Talk delivered at Colorado State University on Aril 3, 2019
Slides available here.
These days it is not possible for even the best human chess player to beat the best AI chess player. But that hasn’t eliminated the game of chess. There are new leagues where humans play other humans while using AI companions to help inform decisions. Every chess move involves evaluating a large number of different options, which is something AI is very good at. Similarly managing an organization means balancing a huge quantity of complex information in order to make the right decision and achieve the right outcome. Managers frequently rely on intuition to make decisions in a timely manner. Machine learning models could augment that intuition by taking the thousands of organizational variables the manager must consider, reduce their complex interactions, and prescribe different courses of action. Just as AI has come to inform chess players, it will soon be a mainstay of managerial life. But what happens when a machine learning model tells a manager that one of their top employees is at high risk for quitting their job soon? What actions should she take? What are the privacy or ethical concerns?

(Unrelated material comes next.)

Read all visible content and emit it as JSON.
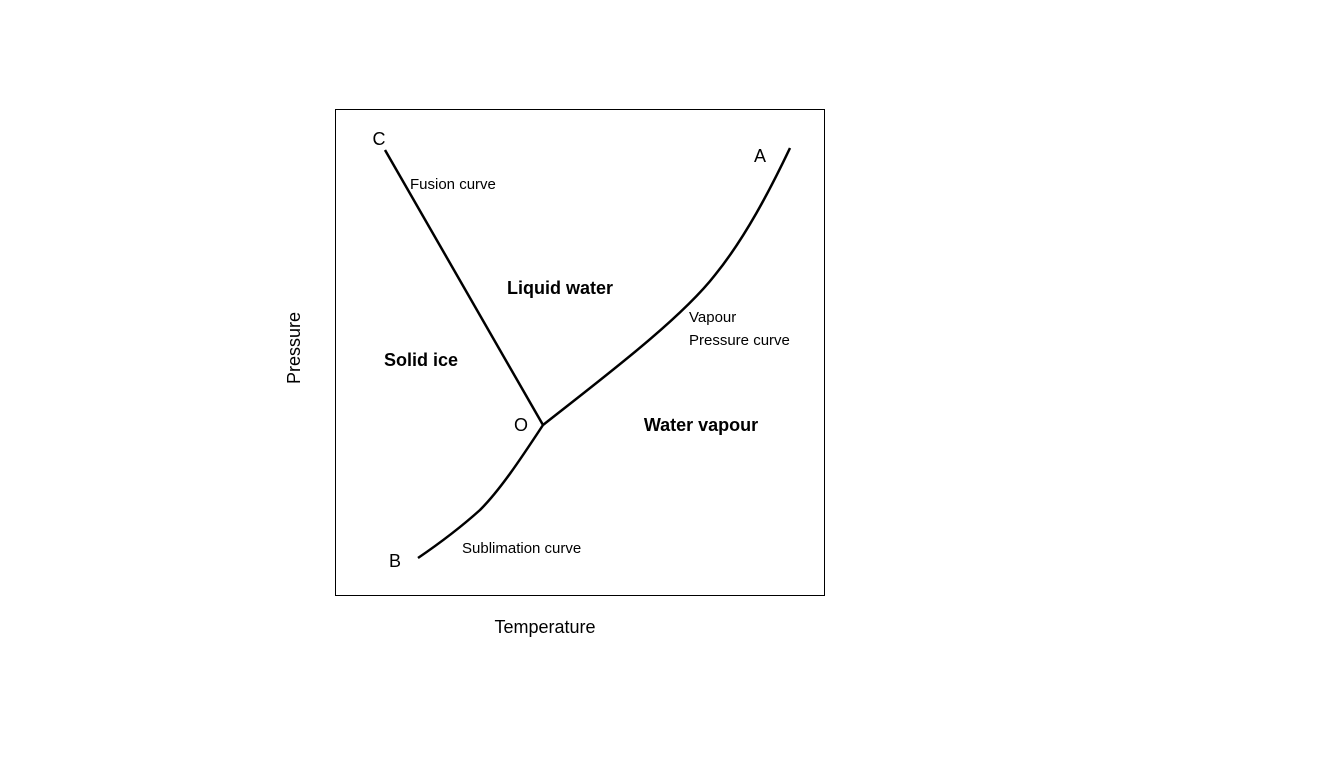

In this talk I will discuss several projects I and my colleagues are working on using the network and contents of millions of emails from four different organizations to predict organizational attitudes and outcomes. On one hand we have the opportunity to answer broad questions about how human linguistic expression changes in response to organizational events or shifts in attitudes. On the other hand we must deal with the complex philosophical or ethical concerns of developing machines that could dramatically shift how our organizations are run. Just as the debate rages about the roles, capabilities, and consequences for self driving cars, I want the audience to consider the same sorts of questions for our companies, governments, and other organizations.